伍桐將她放到床榻上,突然覺得有種既視感。

當然熟悉了,這不是第一次抱她。

看著被酒精衝的通紅的臉,這張臉平時都是冷冰冰的面無表情,即使是喝醉了,也沒有其他變化。

幫她蓋上被子,伍桐就走了出去順手關上了門。

君子坐懷不亂。

他覺得他現在的思想境界直逼柳下惠,可能要更高一層,他都抵禦多長時間了。

出了門看到捧著六十斤酒漿的葉大龍,伍桐笑了笑,是一種看到了錢的豐收喜悅的笑容。

秣陵城中出了一個小攤。

在這個城市出攤並不稀奇,稀奇的事出攤的人。

浮雲觀的年輕神仙——伍桐道長。

這樣一來噱頭就有了。

許多人都是來看道士擺攤的,很少有人看到道士面前的兩個木桶。

一道木桶上書“仙玉釀”,另一道木桶上書“黍糧液”。

仙玉釀是大米釀的酒,什麼茅臺水井坊,這些高大上的名字伍桐都沒取,反而根據大米隨意編了一個,白米如仙玉啊,白米釀造即為仙玉釀。

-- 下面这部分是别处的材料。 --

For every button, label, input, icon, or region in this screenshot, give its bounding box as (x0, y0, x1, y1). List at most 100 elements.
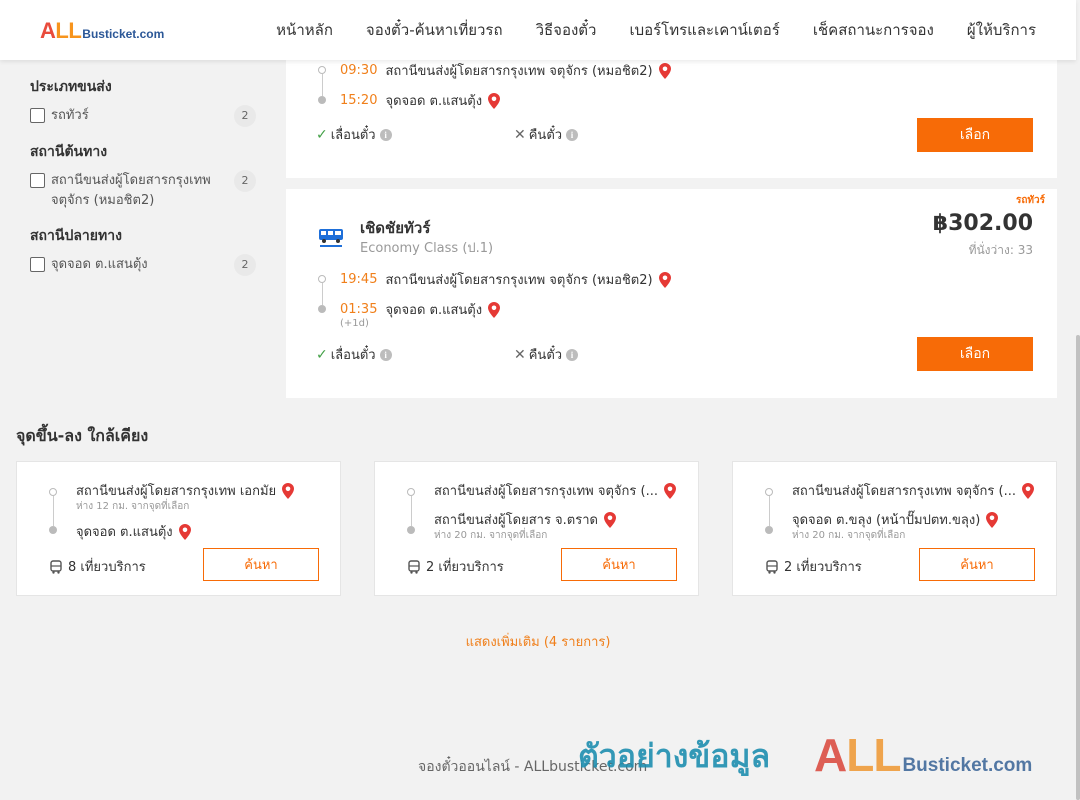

高粱酒釀的二鍋頭,他是真的想叫二鍋頭來著,最後是放棄了,黍是高粱,所以叫黍糧液。

伍桐閉著眼睛一副高人風範,這是他故意做的姿態。

沒人問他他就不睜眼。

在兩個木桶前還有兩個小酒器,這兩個酒壺是他借的,在一家大酒樓裡借的。那老闆認得他,也不擔心他跑路。

不過借了酒壺之後,他很是好奇,這道長就借兩個酒壺是什麼意思,在自家酒樓裡想了半天,最後追了出來想知道伍桐究竟要幹什麼。

一出酒樓,就聽到浮雲觀的伍桐道長正在擺攤的訊息,他打聽好地址,直直的跑了過去。

年輕道長仙風道骨一副神仙姿態,閉著眼端坐地上。

“師父?伍師父?”

終於聽到有人叫他了,伍桐睜開眼,先是看到一圈人牆將自己圍的水洩不通,再一眼才看到自己借過酒壺的酒樓老闆。

“李老闆!”伍桐笑著招呼。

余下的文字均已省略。